Bundan da öte, zafer anlatısı insani yönden yani edebiyat, sanat ve genel olarak kültürel açıdan son derece yoksuldu. Direniş sırasında, korkan, ne yapacağını bilemeyen, kafası karışan, aşık olan, tereddüt geçiren ya da duyguları birbirine karışan birileri hakkında hiçbir şey duymadık.
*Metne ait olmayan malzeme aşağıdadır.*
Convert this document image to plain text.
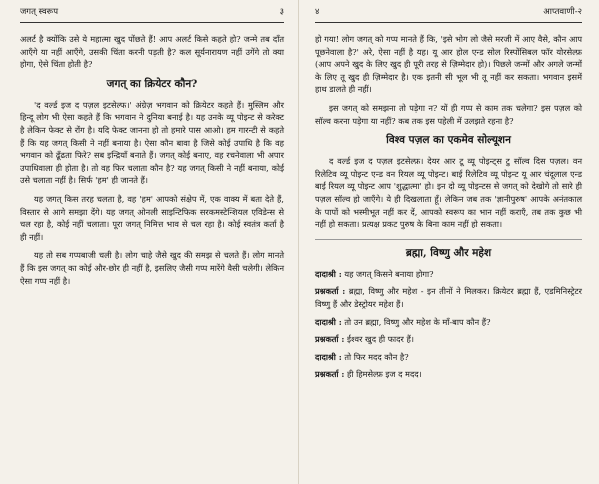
जगत् स्वरूप	३

अलर्ट है क्योंकि उसे ये महात्मा खुद पोंछते हैं! आप अलर्ट किसे कहते हो? जन्मे तब दाँत आएँगे या नहीं आएँगे, उसकी चिंता करनी पड़ती है? कल सूर्यनारायण नहीं उगेंगे तो क्या होगा, ऐसे चिंता होती है?

जगत् का क्रियेटर कौन?

'द वर्ल्ड इज द पज़ल इटसेल्फ।' अंग्रेज़ भगवान को क्रियेटर कहते हैं। मुस्लिम और हिन्दू लोग भी ऐसा कहते हैं कि भगवान ने दुनिया बनाई है। यह उनके व्यू पोइन्ट से करेक्ट है लेकिन फेक्ट से रोंग है। यदि फेक्ट जानना हो तो हमारे पास आओ। हम गारन्टी से कहते हैं कि यह जगत् किसी ने नहीं बनाया है। ऐसा कौन बावा है जिसे कोई उपाधि है कि वह भगवान को ढूँढता फिरे? सब इन्द्रियाँ बनाते हैं। जगत् कोई बनाए, वह रचनेवाला भी अपार उपाधिवाला ही होता है। तो वह फिर चलाता कौन है? यह जगत् किसी ने नहीं बनाया, कोई उसे चलाता नहीं है। सिर्फ 'हम' ही जानते हैं।

यह जगत् किस तरह चलता है, वह 'हम' आपको संक्षेप में, एक वाक्य में बता देते हैं, विस्तार से आगे समझा देंगे। यह जगत् ओनली साइन्टिफिक सरकमस्टेन्शियल एविडेन्स से चल रहा है, कोई नहीं चलाता। पूरा जगत् निमित्त भाव से चल रहा है। कोई स्वतंत्र कर्ता है ही नहीं।

यह तो सब गप्पबाजी चली है। लोग चाहे जैसे खुद की समझ से चलते हैं। लोग मानते हैं कि इस जगत् का कोई और-छोर ही नहीं है, इसलिए जैसी गप्प मारेंगे वैसी चलेगी। लेकिन ऐसा गप्प नहीं है।

४	आप्तवाणी-२

हो गया! लोग जगत् को गप्प मानते हैं कि, 'इसे भोग लो जैसे मरजी में आए वैसे, कौन आप पूछनेवाला है?' अरे, ऐसा नहीं है यह। यू आर होल एन्ड सोल रिस्पोंसिबल फॉर योरसेल्फ़ (आप अपने खुद के लिए खुद ही पूरी तरह से ज़िम्मेदार हो)। पिछले जन्मों और अगले जन्मों के लिए तू खुद ही ज़िम्मेदार है। एक इतनी सी भूल भी तू नहीं कर सकता। भगवान इसमें हाथ डालते ही नहीं।

इस जगत् को समझना तो पड़ेगा न? यों ही गप्प से काम तक चलेगा? इस पज़ल को सॉल्व करना पड़ेगा या नहीं? कब तक इस पहेली में उलझते रहना है?

विश्व पज़ल का एकमेव सोल्यूशन

द वर्ल्ड इज द पज़ल इटसेल्फ़। देयर आर टू व्यू पोइन्ट्स टु सॉल्व दिस पज़ल। वन रिलेटिव व्यू पोइन्ट एन्ड वन रियल व्यू पोइन्ट। बाई रिलेटिव व्यू पोइन्ट यू आर चंदूलाल एन्ड बाई रियल व्यू पोइन्ट आप 'शुद्धात्मा' हो। इन दो व्यू पोइन्टस से जगत् को देखोगे तो सारे ही पज़ल सॉल्व हो जाएँगे। ये ही दिखलाता हूँ। लेकिन जब तक 'ज्ञानीपुरुष' आपके अनंतकाल के पापों को भस्मीभूत नहीं कर दें, आपको स्वरूप का भान नहीं कराएँ, तब तक कुछ भी नहीं हो सकता। प्रत्यक्ष प्रकट पुरुष के बिना काम नहीं हो सकता।

ब्रह्मा, विष्णु और महेश

दादाश्री : यह जगत् किसने बनाया होगा?

प्रश्नकर्ता : ब्रह्मा, विष्णु और महेश - इन तीनों ने मिलकर। क्रियेटर ब्रह्मा हैं, एडमिनिस्ट्रेटर विष्णु हैं और डेस्ट्रोयर महेश हैं।

दादाश्री : तो उन ब्रह्मा, विष्णु और महेश के माँ-बाप कौन हैं?

प्रश्नकर्ता : ईश्वर खुद ही फादर हैं।

दादाश्री : तो फिर मदद कौन है?

प्रश्नकर्ता : ही हिमसेल्फ़ इज द मदद।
Baştan sona kadar tüm direnişçiler birer kahramandı ve bir ok gibi sadece hedefe odaklanmışlardı. İsrailli askerilerin bu duygulardan bahseden hatıraları yayınlandığında ise yapılan yorum şu oluyordu: Bakın, nasıl da onları korkudan titretmişiz!
Buna karşılık, kendisi hakkında ne bir roman yazılan ne de bir tablo çizilen direniş kültürüne övünme ve böbürlenme hakim oldu.
Özetle, bu tür bir kurtuluşun Lübnanlıları birbirine yaklaştırması mümkün değildi. Aksine tek yapabileceği, konumlarını Hizbullah’a yakınlıklarının belirlediği katı bir hiyerarşik sistem inşa ederek onları birbirlerinden uzaklaştırmaktı. O da bunu yaptı.
Aslında istenen de buydu. Lübnanlıların geçmişte Hizbullah ve 2000 yılındaki kurtuluşa yönelik bölünmelerini bugünkü bölünmelerinin nispeten küçük bir parçasından ibaret hale getirerek gerçekleşen de bu oldu. Bu yüzden ve bu deneyim nedeniyle, bu kez Suriye’den getirilen başka bir kurtuluşun varlığından haberdar olduklarında Lübnanlıların çoğu korkudan nefeslerini tuttular. Lübnan’ın kendisinin artık siyasi yok oluştan bir taş atımı uzakta  olduğunu gizliden veya açıktan dillendirmeye başladılar.